A presença de elevados níveis de estrogénio materno, nas primeiras 6 semanas de vida, desencadeiam um aumento do ácido hialurónico que altera a elasticidade da cartilagem e do tecido conjuntivo.10,12Posteriormente, foram realizados vários estudos preconizando a utilização do NAM nas primeiras duas semanas de vida.13Nos casos clínicos relatados, verificou‑se a eficácia do NAM na reorganização dos processos alveolares, promovendo a sua aproximação e orientação, assim como a projeção e alinhamento da cartilagem nasal.

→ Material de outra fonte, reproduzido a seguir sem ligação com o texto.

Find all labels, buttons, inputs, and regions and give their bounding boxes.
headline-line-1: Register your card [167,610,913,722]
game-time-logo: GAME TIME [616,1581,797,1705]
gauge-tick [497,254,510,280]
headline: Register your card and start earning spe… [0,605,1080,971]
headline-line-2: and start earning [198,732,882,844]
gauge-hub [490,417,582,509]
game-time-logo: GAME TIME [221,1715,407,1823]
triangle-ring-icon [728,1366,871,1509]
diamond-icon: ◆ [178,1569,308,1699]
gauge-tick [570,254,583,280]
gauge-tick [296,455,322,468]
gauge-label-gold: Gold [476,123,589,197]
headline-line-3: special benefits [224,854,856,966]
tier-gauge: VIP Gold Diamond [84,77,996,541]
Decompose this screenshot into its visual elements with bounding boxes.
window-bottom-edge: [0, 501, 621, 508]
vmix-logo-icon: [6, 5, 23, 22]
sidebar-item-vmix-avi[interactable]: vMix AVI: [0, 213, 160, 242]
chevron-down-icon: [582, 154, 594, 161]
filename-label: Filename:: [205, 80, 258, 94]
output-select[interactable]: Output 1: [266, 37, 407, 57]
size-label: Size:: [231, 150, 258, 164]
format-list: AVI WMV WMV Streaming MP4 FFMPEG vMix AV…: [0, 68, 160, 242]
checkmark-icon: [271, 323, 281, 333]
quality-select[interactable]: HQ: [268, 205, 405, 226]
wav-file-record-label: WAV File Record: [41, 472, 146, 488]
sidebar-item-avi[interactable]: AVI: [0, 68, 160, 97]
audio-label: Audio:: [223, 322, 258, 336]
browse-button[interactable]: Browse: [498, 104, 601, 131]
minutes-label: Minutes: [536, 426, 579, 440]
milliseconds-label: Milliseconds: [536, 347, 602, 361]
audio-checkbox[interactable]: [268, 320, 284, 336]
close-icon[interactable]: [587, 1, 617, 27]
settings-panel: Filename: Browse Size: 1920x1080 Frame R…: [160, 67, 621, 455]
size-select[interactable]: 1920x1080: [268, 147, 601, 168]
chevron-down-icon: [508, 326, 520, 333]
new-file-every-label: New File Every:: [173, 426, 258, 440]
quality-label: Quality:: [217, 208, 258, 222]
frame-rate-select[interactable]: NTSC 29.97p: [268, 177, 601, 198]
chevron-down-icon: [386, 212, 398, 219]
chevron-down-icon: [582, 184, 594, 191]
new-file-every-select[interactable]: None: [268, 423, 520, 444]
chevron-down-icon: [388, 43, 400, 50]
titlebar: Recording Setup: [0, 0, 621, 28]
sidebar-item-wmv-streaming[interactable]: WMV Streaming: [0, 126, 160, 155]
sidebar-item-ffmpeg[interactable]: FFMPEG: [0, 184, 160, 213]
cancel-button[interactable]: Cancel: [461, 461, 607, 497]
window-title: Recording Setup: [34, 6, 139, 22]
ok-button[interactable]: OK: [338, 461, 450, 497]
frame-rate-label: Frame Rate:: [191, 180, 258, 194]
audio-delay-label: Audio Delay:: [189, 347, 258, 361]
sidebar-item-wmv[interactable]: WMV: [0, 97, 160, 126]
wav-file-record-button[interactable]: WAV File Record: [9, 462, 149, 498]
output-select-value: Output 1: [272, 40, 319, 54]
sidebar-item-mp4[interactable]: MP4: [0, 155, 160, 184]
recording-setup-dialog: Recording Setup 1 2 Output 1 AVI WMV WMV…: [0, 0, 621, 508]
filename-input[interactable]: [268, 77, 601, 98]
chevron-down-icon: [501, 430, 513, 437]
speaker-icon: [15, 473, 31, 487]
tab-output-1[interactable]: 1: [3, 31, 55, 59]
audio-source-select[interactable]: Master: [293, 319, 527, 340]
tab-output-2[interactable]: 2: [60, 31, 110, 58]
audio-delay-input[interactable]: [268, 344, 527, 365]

Outras das vantagens do NAM é evitar o posicionamento da língua na zona da fenda, permitindo normalizar o crescimento e o desenvolvimento do terço médio da face.11A aproximação e o alinhamento central dos segmentos labiais, prévia à cirurgia, permite o reposicionamento da base alar, reduzindo simultaneamente a tensão dos tecidos aquando do procedimento cirúrgico. Desta forma, é possível obter resultados mais preditivos com menor formação de tecido cicatricial, prevenindo o colapso pós‑
cirúrgico e o desenvolvimento de mordida cruzada.14,15São descritas na bibliografia científica outras vantagens, como a redução do número de intervenções cirúrgicas para revisão do tecido cicatricial, fístulas oro‑nasais e deformidades nasais e/ou labiais.15 Outra vantagem desta técnica, ao permitir o melhor alinhamento dos segmentos alveolares, é contribuir para o desenvolvimento de melhores pontes ósseas alveolares, diminuindo assim a necessidade de enxertos ósseos secundários e, aumentando a probabilidade dos dentes erupcionarem na posição correta e com suporte periodontal adequado.15,16Relativamente às cirurgias adicionais realizadas habitualmente nestes doentes, alguns autores reportaram que 60% dos pacientes submetidos ao tratamento com NAM e queiloplastia não necessitam de enxerto ósseo secundário na área da fenda.17
A adição do stent nasal ao NAM permite a projeção da ponta do nariz e promove o alongamento não cirúrgico da columela, melhorando assim a convexidade e simetria nasal, com resultados estáveis a longo prazo.11,14,18,19A um ano de idade, a largura, altura e ângulo da columela apresentam menor recidiva, quando comparados com bebés que foram submetidos aos mesmos procedimentos cirúrgicos mas que não usaram pré‑terapia com NAM.20
Em termos funcionais, o selamento da comunicação oro‑nasal pela aplicação do NAM, diminui o risco de aspiração e regurgitação nasal, melhorando a capacidade de respiração nasal bem como a toma de alimentação. Há também referência que a optimização da função e do posicionamento lingual podem promover melhorias em termos fonéticos.11
Do ponto de vista socioeconómico, também se verificam vantagens com o recurso a este protocolo a longo prazo, nomeadamente um menor número de hospitalizações e tempo de hospitalização, redução de tratamentos ortodônticos mais complexos e da necessidade de cirurgia ortognática na adolescência e adultícea.13,14
A introdução do tratamento pré‑cirúrgico com o NAM nas crianças com FLP, permite melhorar os resultados cirúrgicos com consequente melhoria estética e funcional, acompanhada do impacto positivo do ponto de vista socioeconómico.
Por último, a primeira cirurgia para correção da FLP é a melhor oportunidade para a obtenção de um resultado estético desejável e duradouro, diminuindo o estigma da fenda, e contribuindo para um correto desenvolvimento psicológico e interação social destas crianças.